Since by current trend they seem unwilling to do this, I also want laws drafted to support this.
 

Herbie

Rendezvous Conspirator
But... did your decades of experience ever involve engineering any Jackery 500s? As a hobbyist, how many dead Jackery 500s have you repaired? Zero, zero, right? (based on what you *didn't* say).
Not Jackery, but in addition to writing the charge-control algorithm and drivers for a number of battery-powered devices, I have repaired power supplies and DC battery chargers - two things with a lot in common with said unit. As you say, it should be an easy repair - and it would be much easier if Jackery would provide him with even a little basic info. (Better still if they haven't potted the boards or epoxied the control chip.) I'm on your side that the unit is probably repairable.

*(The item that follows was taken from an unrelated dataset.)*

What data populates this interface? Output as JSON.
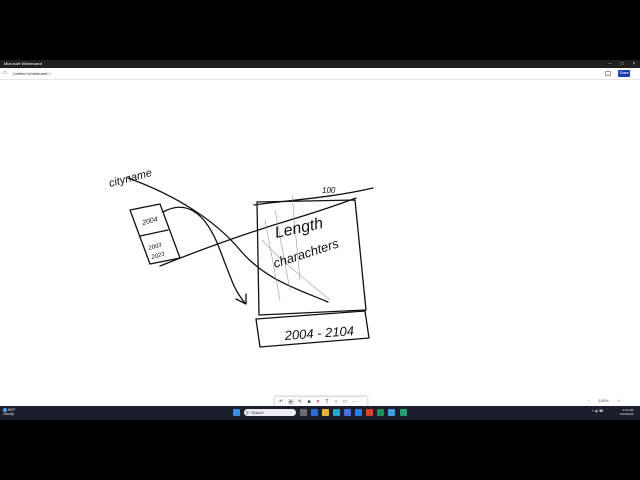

"An embedded system is a computer system—a combination of a computer processor, computer memory, and input/output peripheral devices—that has a dedicated function within a larger mechanical or electronic system"
In other words, nothing directly to do with a Jackery 500.
Something like a Jackery is pretty much the definition of an embedded system. There's a small processor (probably actually several) embedded within the device that service a very specific function. In this case, there's at least one chip dedicated to the charge controller which takes inputs from a number of analog inputs (battery voltage, probably temperature, etc.) and uses digital outputs to modulate the output voltage and current to a battery. That processor runs a little bit of firmware that controls the charging algorithm and also handles things like calculating the reported state-of-charge. In this case, there's also an LCD display, which generally has its own processor and firmware, though theoretically this could be driven directly from a single SOC. If you want to get really specific, the USB outputs also require their own embedded microcontroller since the handshake required for anything more than 500mA output requires a small codec to enact the command protocol.

I really can't fathom why I'm catching hell for (1) advocating that companies provide a little information along with the electronics they sell, (2) advocating that things generally ARE repairable and that the calculus of "cost effective" for a company is very different from "cost effective" for an owner.